We all remember our first day of school – the excitement and fear of stepping into an educational journey that can set us up for life.
Research suggests that good transitions in and out of early childhood education can lead to good life outcomes for a person.
Emeritus professor from the University of Strathclyde in Glasgow, Aline-Wendy Dunlop, who visited New Zealand last year, said all the literature, including psychological and offending literature, shows that if things are going well for a person by the time they hit 25, then it is possible to attribute life success to a good early childhood experience.
The University of Auckland’s Growing Up in New Zealand longitudinal study found the most common difficulties for a child starting primary school include adapting to a new routine, being separated from family and getting used to new rules.
‘Ready for Big School’ has been created to ease the transition from early childhood education to primary school by using role-play to explore the idea of going to school for the first time.
Tutagalevao said he designed the app to help boost a child’s confidence to practise routines and become familiar with what to expect when they attend full-time school.
“I wanted to provide a simple and interactive way to help children get the best start with transitioning to primary school: focusing on routines and self-help skills, matching, recognising colours, letters, shapes, counting and emotions.
“This is a game changer to empower and boost a child’s confidence to become a more settled and school-ready child to what will be a lifetime of learning, help reduce a busy parent’s anxiety and complement many school readiness programmes throughout the world”.
Children might only attend a few school visits to get used to the school environment and observe but they’re not practising situations, he said.
“I believe that the more toddlers and preschoolers and new entrants use this app, the more it will boost their confidence in knowing what to expect when they start school.
“I’m excited about the potential growth of the app here in New Zealand and in other countries.
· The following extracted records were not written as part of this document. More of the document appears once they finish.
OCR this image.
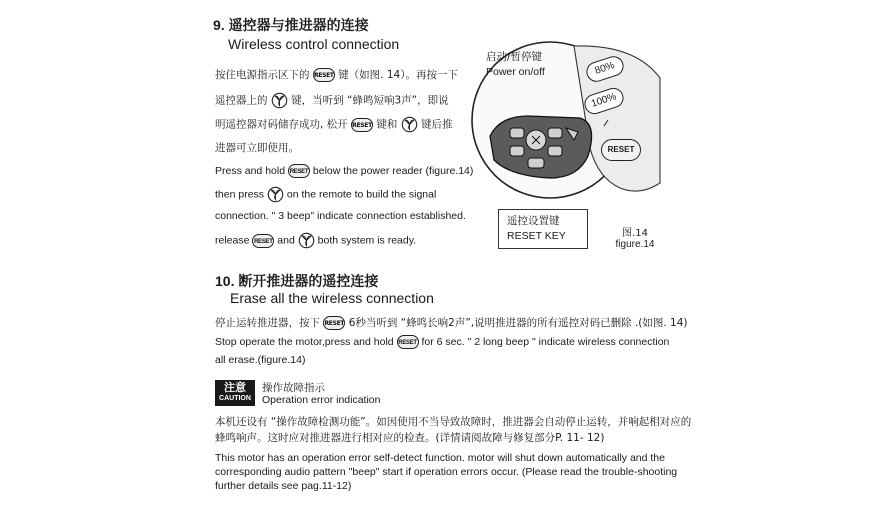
9. 遥控器与推进器的连接
Wireless control connection
按住电源指示区下的 RESET 键（如图. 14）。再按一下
遥控器上的 键，当听到 “蜂鸣短响3声”，即说
明遥控器对码储存成功, 松开 RESET 键和 键后推
进器可立即使用。
Press and hold RESET below the power reader (figure.14)
then press on the remote to build the signal
connection. " 3 beep" indicate connection established.
release RESET and both system is ready.
启动/暂停键
Power on/off	80%
100%
RESET
遥控设置键
RESET KEY	图.14
figure.14
10. 断开推进器的遥控连接
Erase all the wireless connection
停止运转推进器，按下 RESET 6秒当听到 “蜂鸣长响2声”,说明推进器的所有遥控对码已删除 .(如图. 14)
Stop operate the motor,press and hold RESET for 6 sec. " 2 long beep " indicate wireless connection
all erase.(figure.14)
注意
CAUTION
操作故障指示
Operation error indication
本机还设有 “操作故障检测功能”。如因使用不当导致故障时，推进器会自动停止运转，并响起相对应的
蜂鸣响声。这时应对推进器进行相对应的检查。(详情请阅故障与修复部分P. 11- 12)
This motor has an operation error self-detect function. motor will shut down automatically and the
corresponding audio pattern "beep" start if operation errors occur. (Please read the trouble-shooting
further details see pag.11-12)
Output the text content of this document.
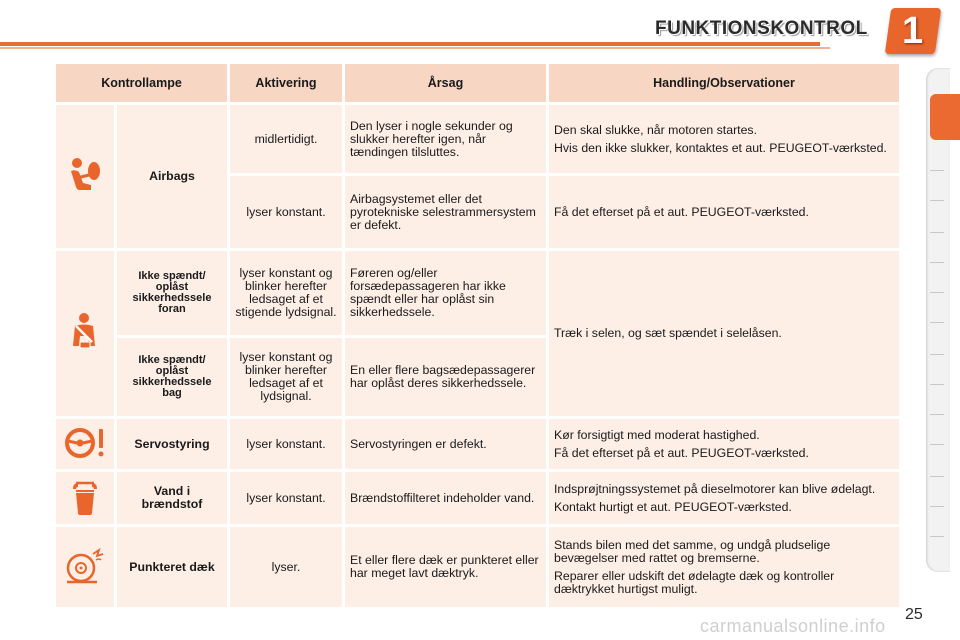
FUNKTIONSKONTROL 1
Kontrollampe		Aktivering	Årsag	Handling/Observationer
	Airbags	midlertidigt.	Den lyser i nogle sekunder og slukker herefter igen, når tændingen tilsluttes.	Den skal slukke, når motoren startes.

Hvis den ikke slukker, kontaktes et aut. PEUGEOT-værksted.

		lyser konstant.	Airbagsystemet eller det pyrotekniske selestrammersystem er defekt.	Få det efterset på et aut. PEUGEOT-værksted.

	Ikke spændt/ oplåst sikkerhedssele foran	lyser konstant og blinker herefter ledsaget af et stigende lydsignal.	Føreren og/eller forsædepassageren har ikke spændt eller har oplåst sin sikkerhedssele.	Træk i selen, og sæt spændet i selelåsen.

	Ikke spændt/ oplåst sikkerhedssele bag	lyser konstant og blinker herefter ledsaget af et lydsignal.	En eller flere bagsædepassagerer har oplåst deres sikkerhedssele.	
	Servostyring	lyser konstant.	Servostyringen er defekt.	Kør forsigtigt med moderat hastighed.

Få det efterset på et aut. PEUGEOT-værksted.

	Vand i brændstof	lyser konstant.	Brændstoffilteret indeholder vand.	Indsprøjtningssystemet på dieselmotorer kan blive ødelagt.

Kontakt hurtigt et aut. PEUGEOT-værksted.

	Punkteret dæk	lyser.	Et eller flere dæk er punkteret eller har meget lavt dæktryk.	Stands bilen med det samme, og undgå pludselige bevægelser med rattet og bremserne.

Reparer eller udskift det ødelagte dæk og kontroller dæktrykket hurtigst muligt.

25
carmanualsonline.info
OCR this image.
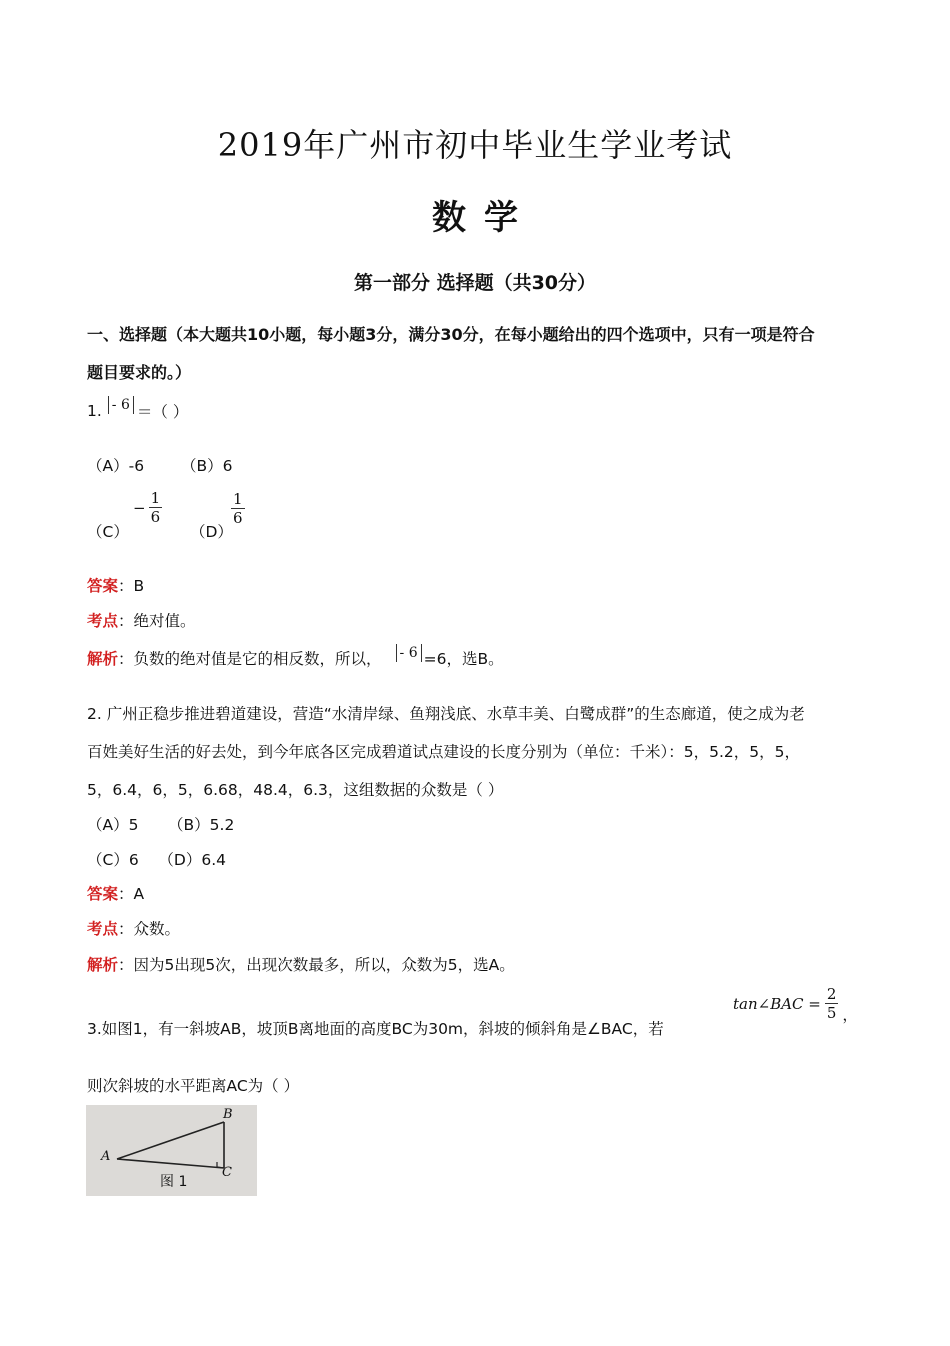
2019年广州市初中毕业生学业考试
数学
第一部分 选择题（共30分）
一、选择题（本大题共10小题，每小题3分，满分30分，在每小题给出的四个选项中，只有一项是符合
题目要求的。）
1. - 6 ＝（ ）
（A）-6 （B）6
（C）
− $\frac{1}{6}$
（D）
$\frac{1}{6}$
答案：B
考点：绝对值。
解析 ：负数的绝对值是它的相反数，所以， - 6 =6，选B。
2. 广州正稳步推进碧道建设，营造“水清岸绿、鱼翔浅底、水草丰美、白鹭成群”的生态廊道，使之成为老
百姓美好生活的好去处，到今年底各区完成碧道试点建设的长度分别为（单位：千米）：5，5.2，5，5，
5，6.4，6，5，6.68，48.4，6.3，这组数据的众数是（ ）
（A）5      （B）5.2
（C）6    （D）6.4
答案：A
考点：众数。
解析：因为5出现5次，出现次数最多，所以，众数为5，选A。
3.如图1，有一斜坡AB，坡顶B离地面的高度BC为30m，斜坡的倾斜角是∠BAC，若
tan∠BAC = $\frac{2}{5}$ ，
则次斜坡的水平距离AC为（ ）
A
B
C
图 1
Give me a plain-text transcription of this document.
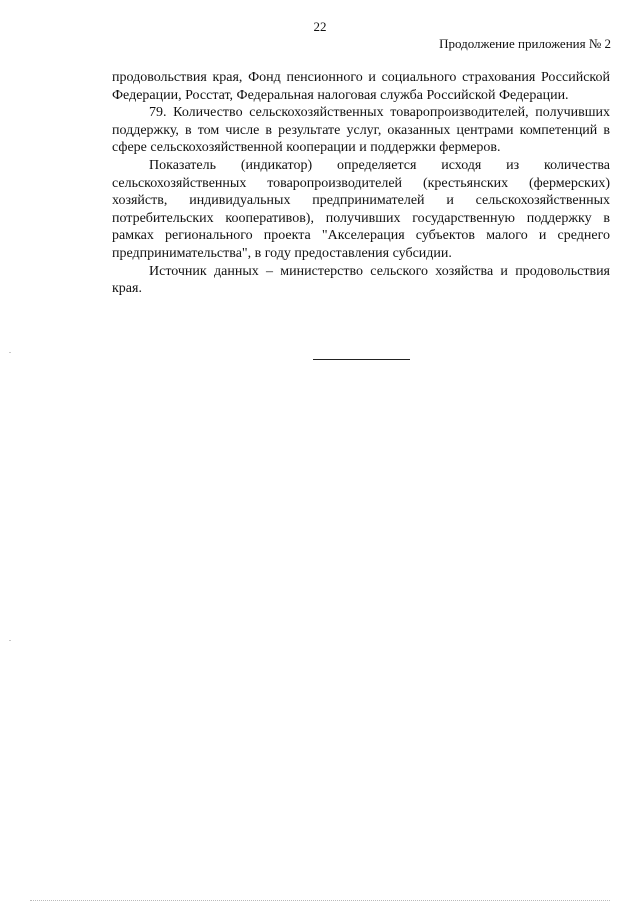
22
Продолжение приложения № 2

продовольствия края, Фонд пенсионного и социального страхования Российской Федерации, Росстат, Федеральная налоговая служба Российской Федерации.

79. Количество сельскохозяйственных товаропроизводителей, получивших поддержку, в том числе в результате услуг, оказанных центрами компетенций в сфере сельскохозяйственной кооперации и поддержки фермеров.

Показатель (индикатор) определяется исходя из количества сельскохозяйственных товаропроизводителей (крестьянских (фермерских) хозяйств, индивидуальных предпринимателей и сельскохозяйственных потребительских кооперативов), получивших государственную поддержку в рамках регионального проекта "Акселерация субъектов малого и среднего предпринимательства", в году предоставления субсидии.

Источник данных – министерство сельского хозяйства и продовольствия края.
The app is truly multicultural and is available in Hindi, Mandarin, Spanish, Portuguese, Arabic, English and Te Reo Maori with more languages to come.
“This will benefit new immigrant families with preschoolers here in New Zealand.”
The app is not just about educating children but also keeping cultures and languages alive to support communities and increase awareness of cultural diversity, he said.
It is also aimed at helping children with Autistic Spectrum Disorder (ASD) by providing audio and visual cues to help children with sensory and visual needs understand transitioning to school better.
‘Ready for Big School’ is the first ever social story learning app tool to help preschoolers stimulate and practise going to school for the first time by combining all necessary skills for them to be school ready, Tutagalevao said.
It covers concepts such as confidently approaching tasks and morning routines, following instructions, forming friendships, working in groups, being courageous in trying new things, coping with emotions and learning about words and numbers.
The app, for children aged two to five, was launched on Google Play Store and App Store earlier this year.